Despite lower traffic levels across the nation due to the COVID-19 pandemic, the coming Labor Day weekend is predicted to see as many as 390 deaths and 44,000 serious injuries on America’s highways and byways.

The National Safety Council said the estimate is consistent with previous year’s predictions. The group also notes that while the total number of traffic deaths in 2020 has fallen due to the pandemic, the death rate has risen dramatically through the first half of the year.

The rate of death on the roads was 23% higher in May 2020 compared to the same month last year, meaning more people are losing their lives for every mile driven, which is why the NSC hasn’t rounded down its fatality prediction for 2020.

(Safety advocates push for advanced tech mandate to cut hot car deaths.)

“Travel during holiday weekends always is risky, and this year our roads haven’t been safe even when traffic has been light,” said Lorraine Martin, president and CEO of the National Safety Council. “We hope drivers take these figures as a reminder to slow down, pay attention and drive like their lives depend on it, because they do.”

There were 441 deaths during the holiday weekend in 2018, the last year confirmed numbers are available.

The National Highway Traffic Safety Administration reported that 441 people died in 2018 and predicted that number would rise slightly in 2019 to 448. The final numbers haven’t been determined.

Alcohol often is a major factor in fatal crashes during holiday weekends, including Labor Day.

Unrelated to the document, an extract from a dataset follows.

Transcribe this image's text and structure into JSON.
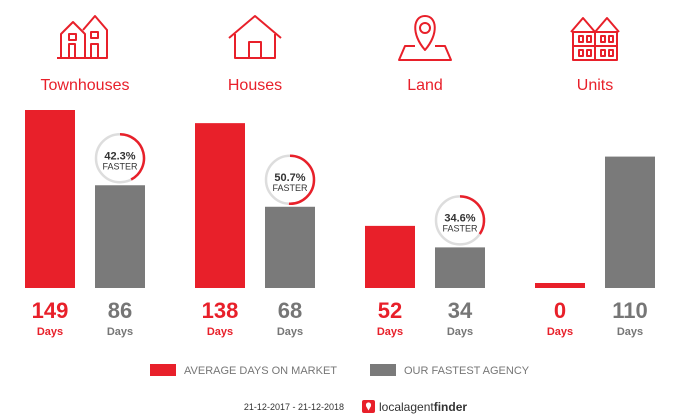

In 2018 – the most recent year for data – 38% of fatal crashes involved an alcohol-impaired driver or motorcycle rider.

The organization offers several suggestions for helping improve safety while driving during the holiday weekend, including:

  • Pick a designated driver or arrange alternate transportation if everyone will be drinkin
  • Get plenty of sleep to avoid fatigue behind the wheel
  • Eliminate or reduce distractions that curb your ability to drive defensively

(Driver fatality rates rise for third consecutive month.)

According to Finder.com, when you drive also determines the odds of getting into an accident. Getting behind the wheel in the late evening is nearly three times as dangerous as driving during normal commuting hours.

Traffic fatalities overall are down in 2020 due to the pandemic, but the death rate has jumped significantly.

About 37% of Labor Day’s deadly accidents happen between 6 p.m. and midnight. Another 25% happen between midnight and 6 a.m. By comparison, only 13% of the weekend’s deadly accidents happen from 6 a.m. to noon.

Of all the deadly car crashes over the long Labor Day weekend, 38% were related to alcohol from 2004 to 2018, Finder notes. Most happen in the early morning hours, with drunk driving causing 63% of deaths between midnight and 3 a.m. The three-hour period after that, 3 a.m. to 6 a.m., is the second-worst time because of drunk driving.

The NSC also points out that this is a good time to review how the advanced driver assistance systems work on your vehicle so you’re not surprised if they function – as intended – while you’re behind the wheel. For many years, brake pedals vibrated when the anti-lock brake system was activated. This frightened many drivers who immediately took their foot off the brake pedal — just the opposite of what they should do.

(High-speed crashes rise as drivers go faster due to lighter traffic due stay-at-home orders.)

They also mentioned that now is the time to get any recall actions on your vehicle resolved to ensure your vehicle is operating as expected.